The struggle with questions about exams is that for many of these, we don't know what the right answer is. I know which I would pick, but I've read the scrum guide multiple times and can assure you that there is no cannonically correct answer to this questions. So, I am answering with some thoughts to help you understand how I'd get to an answer, but I cannot promise that this answer is correct by any means.
If this were to happen in real life (and it does. In fact, it did yesterday for me) There are a few things I want to look at.
1) Why does Scrum advise that this occurs daily? There is the assumption in Scrum that things can change very rapidly. There is also the assumption that the team is helping each other and can best adapt to rapid change if they check in with each other at least daily.
2) Does the team feel they need these benefits from rapid checkins?
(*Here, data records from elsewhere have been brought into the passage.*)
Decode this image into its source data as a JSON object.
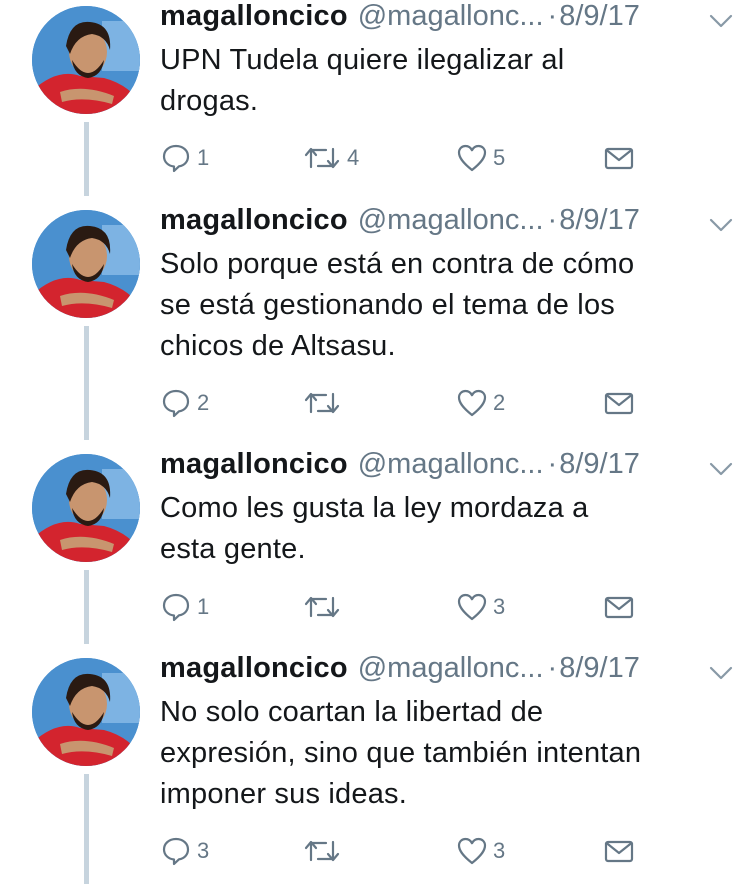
{
  "tweets": [
    {
      "name": "magalloncico",
      "handle": "@magallonc...",
      "dot": "·",
      "date": "8/9/17",
      "lines": [
        "UPN Tudela quiere ilegalizar al",
        "drogas."
      ],
      "replies": "1",
      "retweets": "4",
      "likes": "5"
    },
    {
      "name": "magalloncico",
      "handle": "@magallonc...",
      "dot": "·",
      "date": "8/9/17",
      "lines": [
        "Solo porque está en contra de cómo",
        "se está gestionando el tema de los",
        "chicos de Altsasu."
      ],
      "replies": "2",
      "retweets": "",
      "likes": "2"
    },
    {
      "name": "magalloncico",
      "handle": "@magallonc...",
      "dot": "·",
      "date": "8/9/17",
      "lines": [
        "Como les gusta la ley mordaza a",
        "esta gente."
      ],
      "replies": "1",
      "retweets": "",
      "likes": "3"
    },
    {
      "name": "magalloncico",
      "handle": "@magallonc...",
      "dot": "·",
      "date": "8/9/17",
      "lines": [
        "No solo coartan la libertad de",
        "expresión, sino que también intentan",
        "imponer sus ideas."
      ],
      "replies": "3",
      "retweets": "",
      "likes": "3"
    }
  ],
  "icons": {
    "reply": "reply-icon",
    "retweet": "retweet-icon",
    "like": "heart-icon",
    "dm": "envelope-icon",
    "caret": "chevron-down-icon"
  },
  "colors": {
    "text": "#14171a",
    "secondary": "#657786",
    "thread_line": "#c7d4de"
  }
}
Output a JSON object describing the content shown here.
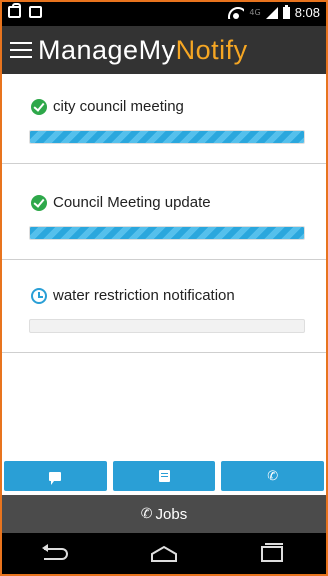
{
  "status_bar": {
    "time": "8:08",
    "network_label": "4G",
    "icons": [
      "bag-icon",
      "image-icon",
      "wifi-icon",
      "signal-icon",
      "battery-icon"
    ]
  },
  "app_bar": {
    "title_part1": "ManageMy",
    "title_part2": "Notify",
    "title_colors": {
      "part1": "#ffffff",
      "part2": "#f5a623"
    },
    "background": "#333333"
  },
  "jobs": [
    {
      "title": "city council meeting",
      "status": "complete",
      "status_icon": "check-circle-icon",
      "progress": 1.0
    },
    {
      "title": "Council Meeting update",
      "status": "complete",
      "status_icon": "check-circle-icon",
      "progress": 1.0
    },
    {
      "title": "water restriction notification",
      "status": "pending",
      "status_icon": "clock-icon",
      "progress": 0.0
    }
  ],
  "action_buttons": [
    {
      "name": "message-button",
      "icon": "chat-icon"
    },
    {
      "name": "list-button",
      "icon": "list-icon"
    },
    {
      "name": "call-button",
      "icon": "phone-icon"
    }
  ],
  "bottom_tab": {
    "label": "Jobs",
    "icon": "phone-icon"
  },
  "nav_bar": {
    "buttons": [
      "back-icon",
      "home-icon",
      "recents-icon"
    ]
  },
  "colors": {
    "accent": "#2a9fd6",
    "success": "#2ea84a",
    "frame": "#e8741e"
  }
}
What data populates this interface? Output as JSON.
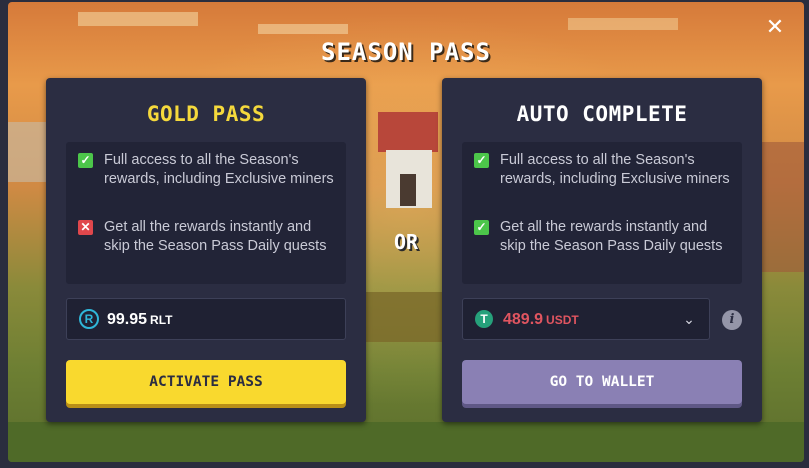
{
  "modal": {
    "title": "SEASON PASS",
    "close_icon": "close-icon",
    "divider_text": "OR"
  },
  "gold_pass": {
    "title": "GOLD PASS",
    "features": [
      {
        "text": "Full access to all the Season's rewards, including Exclusive miners",
        "status": "included",
        "icon": "check-icon"
      },
      {
        "text": "Get all the rewards instantly and skip the Season Pass Daily quests",
        "status": "excluded",
        "icon": "cross-icon"
      }
    ],
    "price": {
      "amount": "99.95",
      "currency": "RLT",
      "coin_icon": "rlt-coin-icon",
      "coin_glyph": "R"
    },
    "button_label": "ACTIVATE PASS"
  },
  "auto_complete": {
    "title": "AUTO COMPLETE",
    "features": [
      {
        "text": "Full access to all the Season's rewards, including Exclusive miners",
        "status": "included",
        "icon": "check-icon"
      },
      {
        "text": "Get all the rewards instantly and skip the Season Pass Daily quests",
        "status": "included",
        "icon": "check-icon"
      }
    ],
    "price": {
      "amount": "489.9",
      "currency": "USDT",
      "coin_icon": "usdt-coin-icon",
      "coin_glyph": "T"
    },
    "info_icon": "info-icon",
    "info_glyph": "i",
    "button_label": "GO TO WALLET"
  },
  "colors": {
    "gold_accent": "#f9d92e",
    "wallet_button": "#8a80b4",
    "check_green": "#4cc64a",
    "cross_red": "#e0474c",
    "usdt_price_red": "#e05560",
    "card_background": "#2b2d42"
  }
}
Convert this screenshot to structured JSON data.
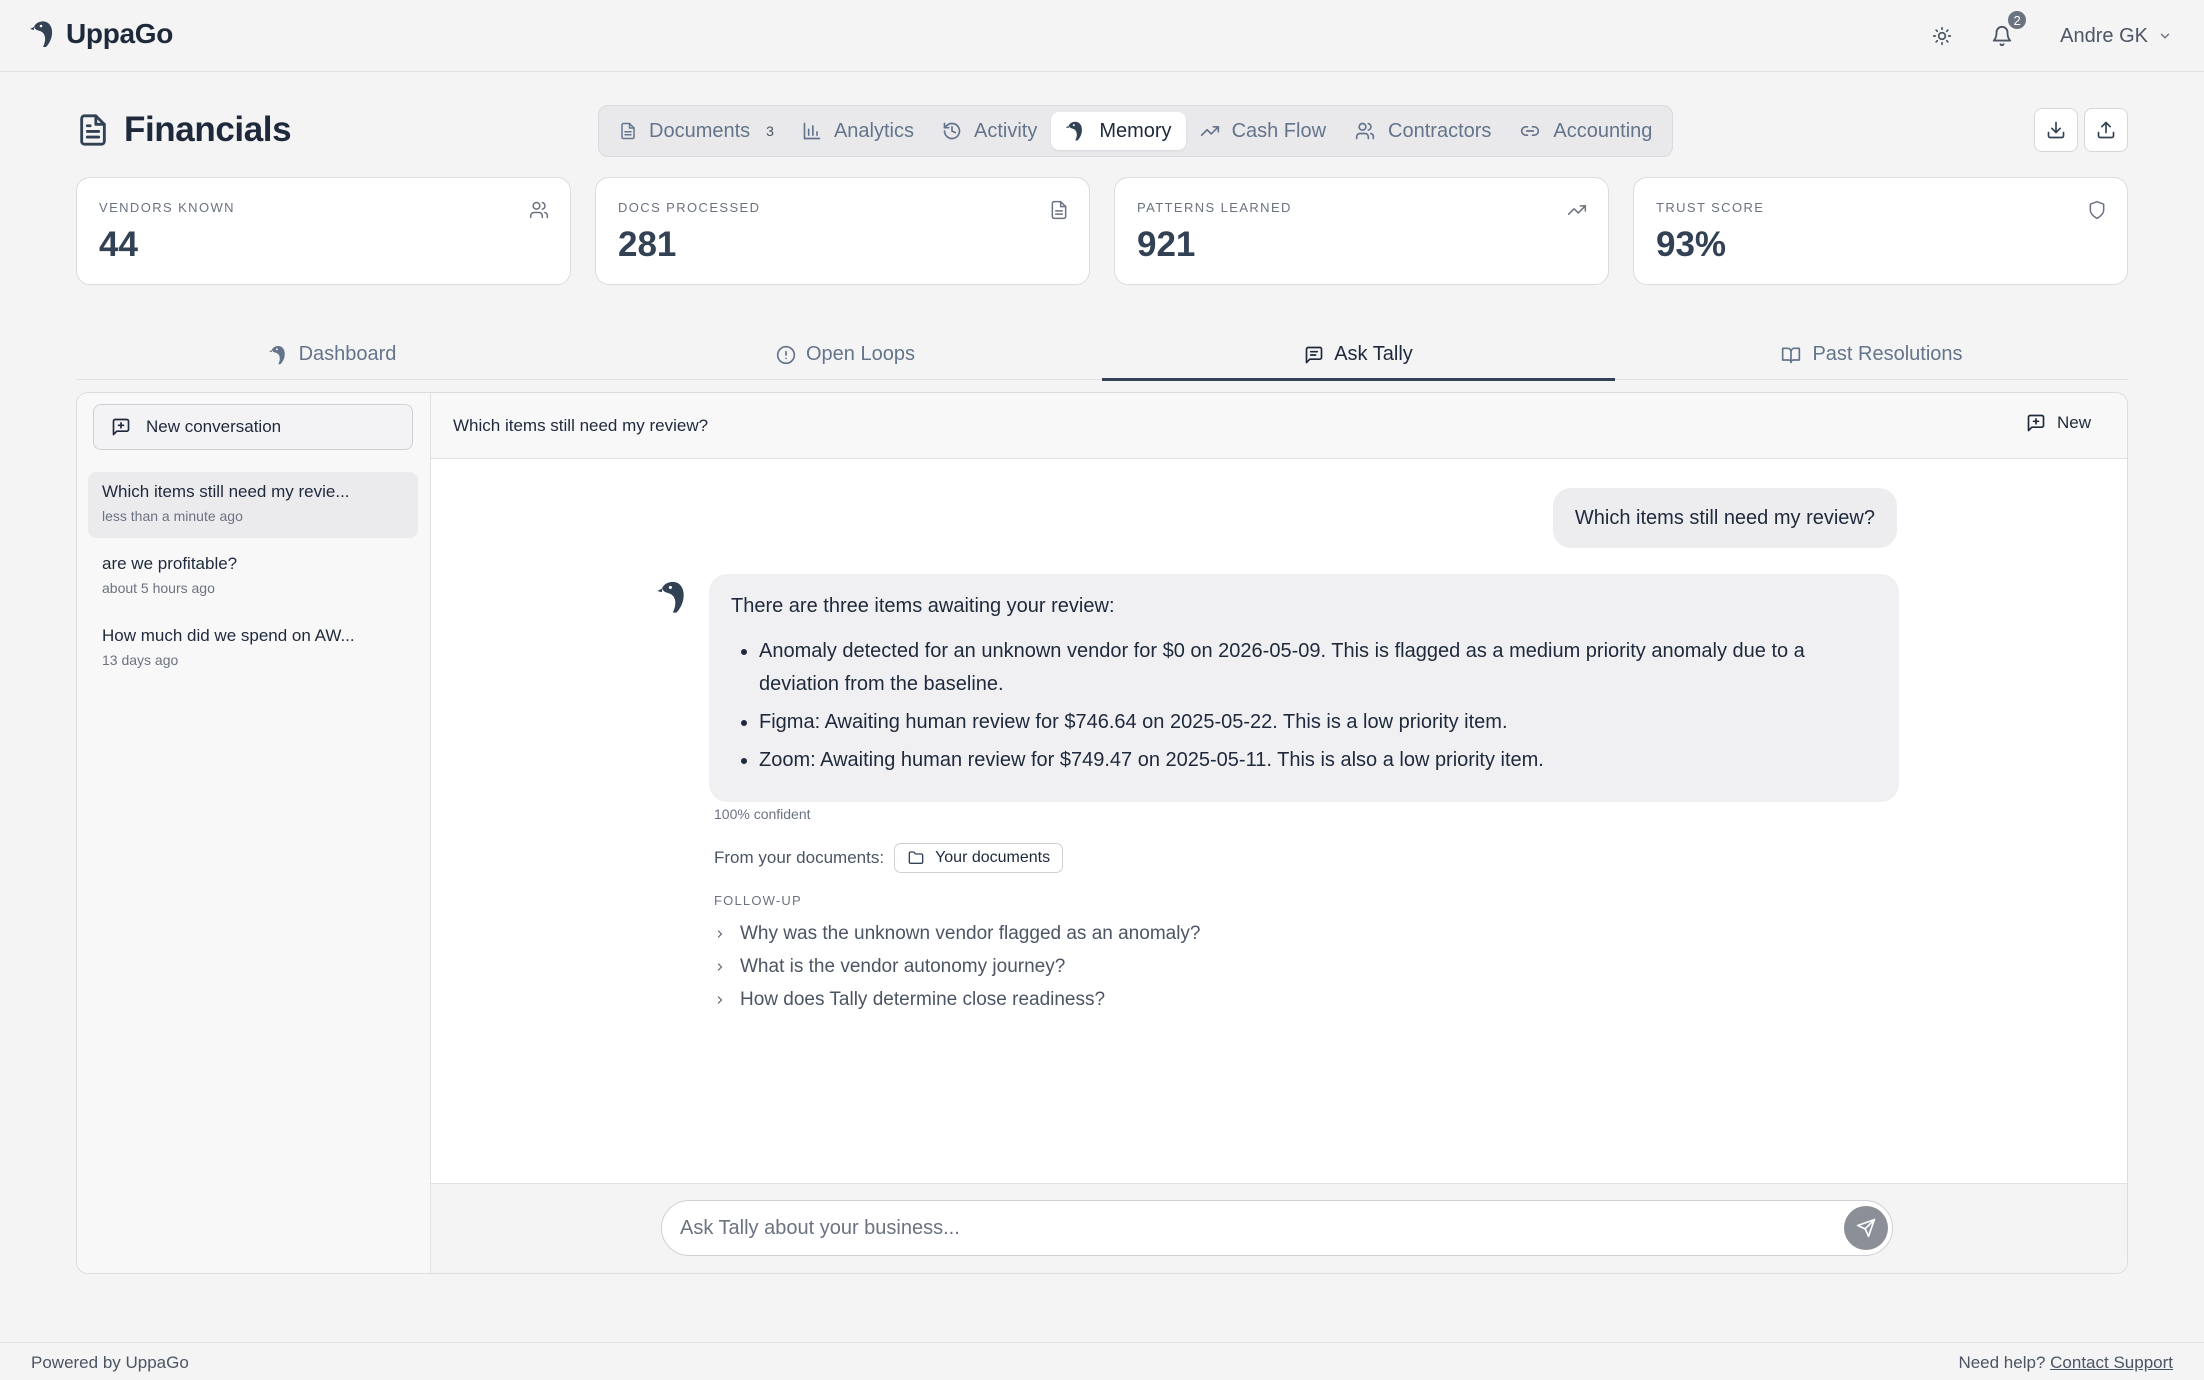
{
  "app": {
    "name": "UppaGo"
  },
  "topbar": {
    "notification_count": "2",
    "user_name": "Andre GK",
    "icons": [
      "sun-icon",
      "bell-icon",
      "chevron-down-icon"
    ]
  },
  "page": {
    "title": "Financials"
  },
  "tabs": [
    {
      "label": "Documents",
      "count": "3",
      "icon": "document-icon",
      "active": false
    },
    {
      "label": "Analytics",
      "icon": "bar-chart-icon",
      "active": false
    },
    {
      "label": "Activity",
      "icon": "history-icon",
      "active": false
    },
    {
      "label": "Memory",
      "icon": "bird-icon",
      "active": true
    },
    {
      "label": "Cash Flow",
      "icon": "trending-up-icon",
      "active": false
    },
    {
      "label": "Contractors",
      "icon": "users-icon",
      "active": false
    },
    {
      "label": "Accounting",
      "icon": "link-icon",
      "active": false
    }
  ],
  "stats": [
    {
      "label": "VENDORS KNOWN",
      "value": "44",
      "icon": "users-icon"
    },
    {
      "label": "DOCS PROCESSED",
      "value": "281",
      "icon": "file-icon"
    },
    {
      "label": "PATTERNS LEARNED",
      "value": "921",
      "icon": "trending-up-icon"
    },
    {
      "label": "TRUST SCORE",
      "value": "93%",
      "icon": "shield-icon"
    }
  ],
  "subtabs": [
    {
      "label": "Dashboard",
      "icon": "bird-icon",
      "active": false
    },
    {
      "label": "Open Loops",
      "icon": "alert-circle-icon",
      "active": false
    },
    {
      "label": "Ask Tally",
      "icon": "message-square-icon",
      "active": true
    },
    {
      "label": "Past Resolutions",
      "icon": "book-open-icon",
      "active": false
    }
  ],
  "sidebar": {
    "new_conversation_label": "New conversation",
    "conversations": [
      {
        "title": "Which items still need my revie...",
        "time": "less than a minute ago",
        "active": true
      },
      {
        "title": "are we profitable?",
        "time": "about 5 hours ago",
        "active": false
      },
      {
        "title": "How much did we spend on AW...",
        "time": "13 days ago",
        "active": false
      }
    ]
  },
  "chat": {
    "header_title": "Which items still need my review?",
    "new_label": "New",
    "user_message": "Which items still need my review?",
    "assistant": {
      "intro": "There are three items awaiting your review:",
      "bullets": [
        "Anomaly detected for an unknown vendor for $0 on 2026-05-09. This is flagged as a medium priority anomaly due to a deviation from the baseline.",
        "Figma: Awaiting human review for $746.64 on 2025-05-22. This is a low priority item.",
        "Zoom: Awaiting human review for $749.47 on 2025-05-11. This is also a low priority item."
      ],
      "confidence": "100% confident",
      "sources_label": "From your documents:",
      "source_chip": "Your documents",
      "followup_label": "FOLLOW-UP",
      "followups": [
        "Why was the unknown vendor flagged as an anomaly?",
        "What is the vendor autonomy journey?",
        "How does Tally determine close readiness?"
      ]
    },
    "input_placeholder": "Ask Tally about your business..."
  },
  "footer": {
    "left": "Powered by UppaGo",
    "help_prefix": "Need help?",
    "help_link": "Contact Support"
  },
  "colors": {
    "accent": "#334155",
    "background": "#f4f4f5",
    "send_button": "#8b8f98"
  }
}
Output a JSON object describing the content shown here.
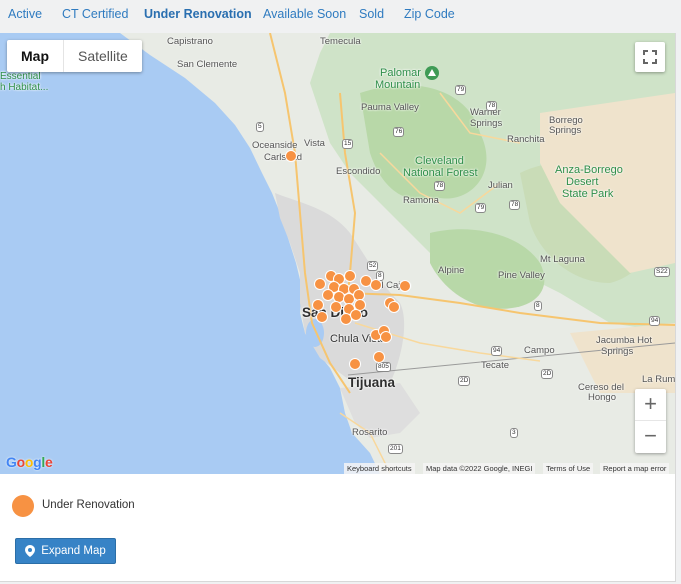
{
  "tabs": [
    {
      "label": "Active"
    },
    {
      "label": "CT Certified"
    },
    {
      "label": "Under Renovation",
      "active": true
    },
    {
      "label": "Available Soon"
    },
    {
      "label": "Sold"
    },
    {
      "label": "Zip Code"
    }
  ],
  "map": {
    "type_controls": {
      "map": "Map",
      "satellite": "Satellite",
      "selected": "Map"
    },
    "zoom": {
      "in": "+",
      "out": "−"
    },
    "places": {
      "capistrano": "Capistrano",
      "temecula": "Temecula",
      "san_clemente": "San Clemente",
      "essential": "Essential",
      "habitat": "h Habitat...",
      "palomar": "Palomar",
      "mountain": "Mountain",
      "pauma_valley": "Pauma Valley",
      "warner": "Warner",
      "springs": "Springs",
      "borrego": "Borrego",
      "borrego_springs": "Springs",
      "oceanside": "Oceanside",
      "carlsbad": "Carlsbad",
      "vista": "Vista",
      "escondido": "Escondido",
      "ranchita": "Ranchita",
      "cleveland": "Cleveland",
      "national_forest": "National Forest",
      "anza": "Anza-Borrego",
      "desert": "Desert",
      "state_park": "State Park",
      "julian": "Julian",
      "ramona": "Ramona",
      "mt_laguna": "Mt Laguna",
      "alpine": "Alpine",
      "pine_valley": "Pine Valley",
      "el_cajon": "El Cajon",
      "san_diego": "San Diego",
      "chula_vista": "Chula Vista",
      "jacumba": "Jacumba Hot",
      "hot_springs": "Springs",
      "campo": "Campo",
      "tecate": "Tecate",
      "tijuana": "Tijuana",
      "cereso": "Cereso del",
      "hongo": "Hongo",
      "la_rumorosa": "La Rumoro",
      "rosarito": "Rosarito"
    },
    "shields": [
      "5",
      "15",
      "79",
      "76",
      "78",
      "78",
      "79",
      "52",
      "8",
      "8",
      "94",
      "94",
      "805",
      "2D",
      "2D",
      "3",
      "201",
      "S22",
      "78"
    ],
    "google_logo": "Google",
    "attribution": {
      "keyboard": "Keyboard shortcuts",
      "data": "Map data ©2022 Google, INEGI",
      "terms": "Terms of Use",
      "report": "Report a map error"
    },
    "marker_color": "#f79243",
    "markers_count_label": ""
  },
  "legend": {
    "label": "Under Renovation",
    "color": "#f79243"
  },
  "expand_button": {
    "label": "Expand Map",
    "icon": "map-marker-icon"
  }
}
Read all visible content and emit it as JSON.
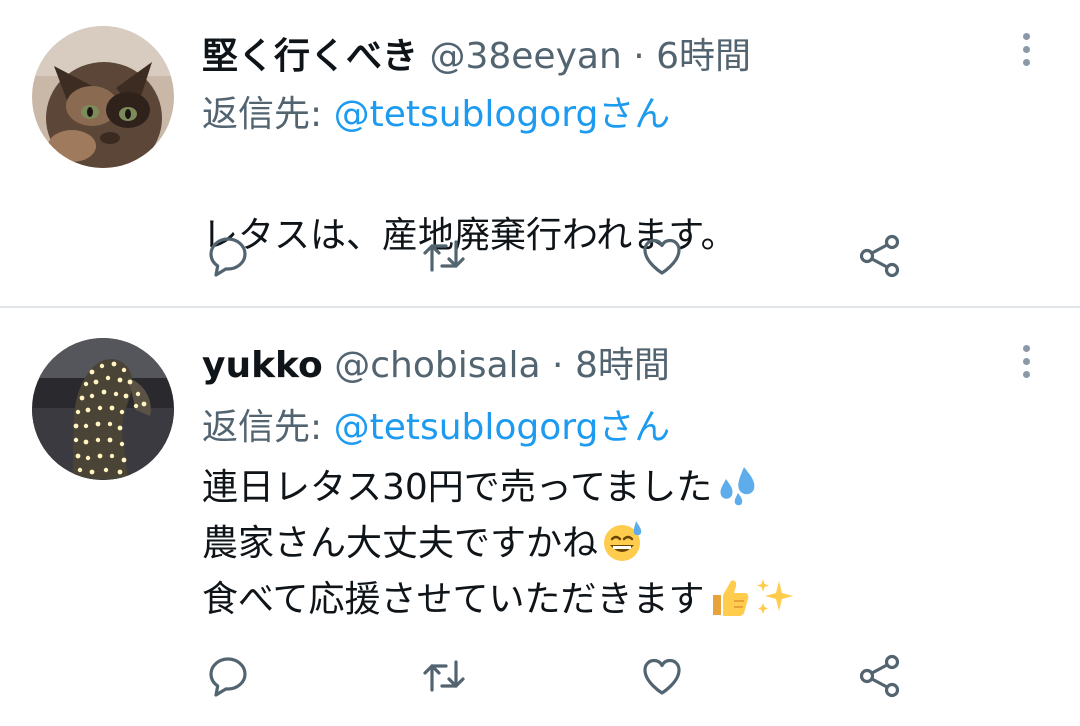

Maybe the work they are doing is so by-the-book that nothing really changes day-to-day. This doesn't describe most work, but I have on occassion encountered this. On the other hand, it may be that the team doesn't really work as a team, and that is why they don't feel they need it. Or, maybe they do need it but...
3) Is the daily scrum not delivering on the benefits it is supposed to create? There may be many reasons why this is happening. Perhaps it isn't well facilitated or perhaps the team doesn't understand the purpose and therefor they aren't leveraging it effectively. I worked with one team that had a separate synch meeting an hour before their daily scrum, so of course they got no benefit out of what was essentially a second scrum.
Now, in truth, there are probably two answers that are perfectly valid, but the Scrum.org exams like to play with word use. There is one answer that is arguably valid but uses a phrase in a way that is, on its face, counter to scrum.